Le Ministère du futur : une agence internationale efficace
Au milieu de ce chaos émerge un noyau de résistance inattendu : le Ministère du futur, agence internationale implantée à Zurich et dotée de vrais moyens pour mettre en œuvre la coopération mondiale. Sa directrice, la fascinante irlandaise Mary Murphy, et son directeur de cabinet Badim Bahadur, convaincus de la nécessité du changement, se révèlent des stratèges étonnamment habiles. Ils déploient un travail acharné, ils usent de leur pouvoir de négociation et de leur force de conviction, ils utilisent tous les leviers financiers, législatifs et politiques disponibles. Et ils parviennent, au fil des décennies mais aussi de tragédies, à imposer des mesures aux effets réels sur le climat, la biodiversité, la gouvernance politique et financière. Dans la société établie par les « nouveaux citoyens », la notion d’équité est devenue une valeur centrale et sa devise proclame enfin : « Ce qui est bon, c’est ce qui est bon pour la terre. » Mais la fragilité demeure : malgré l’inversion des courbes délétères (carbone dans l’atmosphère, tarissement des ressources en eau, surpopulation humaine et extinction de la biodiversité), malgré le « vivre ensemble » décliné à l’échelle mondiale, il s’agit toujours de la même Planète, soumise à son incontournable principe d’incertitude…
« Le monde va s’en sortir parce que le destin n’existe pas »

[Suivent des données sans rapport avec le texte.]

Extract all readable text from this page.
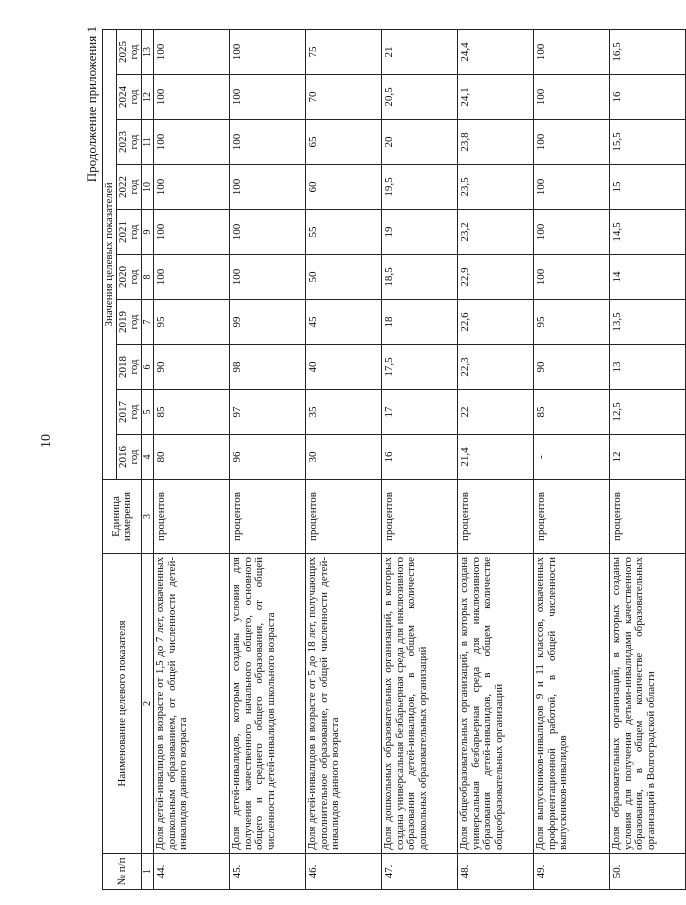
10
Продолжение приложения 1
№ п/п	Наименование целевого показателя	Единица измерения	Значения целевых показателей									
			2016 год	2017 год	2018 год	2019 год	2020 год	2021 год	2022 год	2023 год	2024 год	2025 год
1	2	3	4	5	6	7	8	9	10	11	12	13
44.	Доля детей-инвалидов в возрасте от 1,5 до 7 лет, охваченных дошкольным образованием, от общей численности детей-инвалидов данного возраста	процентов	80	85	90	95	100	100	100	100	100	100
45.	Доля детей-инвалидов, которым созданы условия для получения качественного начального общего, основного общего и среднего общего образования, от общей численности детей-инвалидов школьного возраста	процентов	96	97	98	99	100	100	100	100	100	100
46.	Доля детей-инвалидов в возрасте от 5 до 18 лет, получающих дополнительное образование, от общей численности детей-инвалидов данного возраста	процентов	30	35	40	45	50	55	60	65	70	75
47.	Доля дошкольных образовательных организаций, в которых создана универсальная безбарьерная среда для инклюзивного образования детей-инвалидов, в общем количестве дошкольных образовательных организаций	процентов	16	17	17,5	18	18,5	19	19,5	20	20,5	21
48.	Доля общеобразовательных организаций, в которых создана универсальная безбарьерная среда для инклюзивного образования детей-инвалидов, в общем количестве общеобразовательных организаций	процентов	21,4	22	22,3	22,6	22,9	23,2	23,5	23,8	24,1	24,4
49.	Доля выпускников-инвалидов 9 и 11 классов, охваченных профориентационной работой, в общей численности выпускников-инвалидов	процентов	-	85	90	95	100	100	100	100	100	100
50.	Доля образовательных организаций, в которых созданы условия для получения детьми-инвалидами качественного образования, в общем количестве образовательных организаций в Волгоградской области	процентов	12	12,5	13	13,5	14	14,5	15	15,5	16	16,5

Kim Stanley Robinson ancre son roman dans notre environnement quotidien, dans ce que nous apprennent les médias mais aussi les revues scientifiques : les analyses sur la fonte des glaciers en Antarctique et au Groenland, les techniques de géo-ingénierie, les découvertes des neurosciences en matière de comportement humain, la gestion de l’économie en open source et de la monnaie fiduciaire sous forme de blockchains, en l’appuyant sur une valeur monétaire attribuée aux captures de carbone… À partir d’une réalité dont il ne minimise pas les futurs effets destructeurs – « Les années 2030 ont été des années zombies. La civilisation avait été assassinée mais continuait à errer sur Terre, titubant vers un destin pire que la mort » – l’auteur décrit le déploiement d’une créativité conduisant à la mise en place de solutions, modèles et procédures réellement innovants. S’inverse, alors, le cours du destin : Kim Stanley Robinson et son extraordinaire personnage de femme, Mary Murphy, sont portés par la conviction que « le monde va s’en sortir parce que le destin n’existe pas. Parce que la fin n’existe pas ».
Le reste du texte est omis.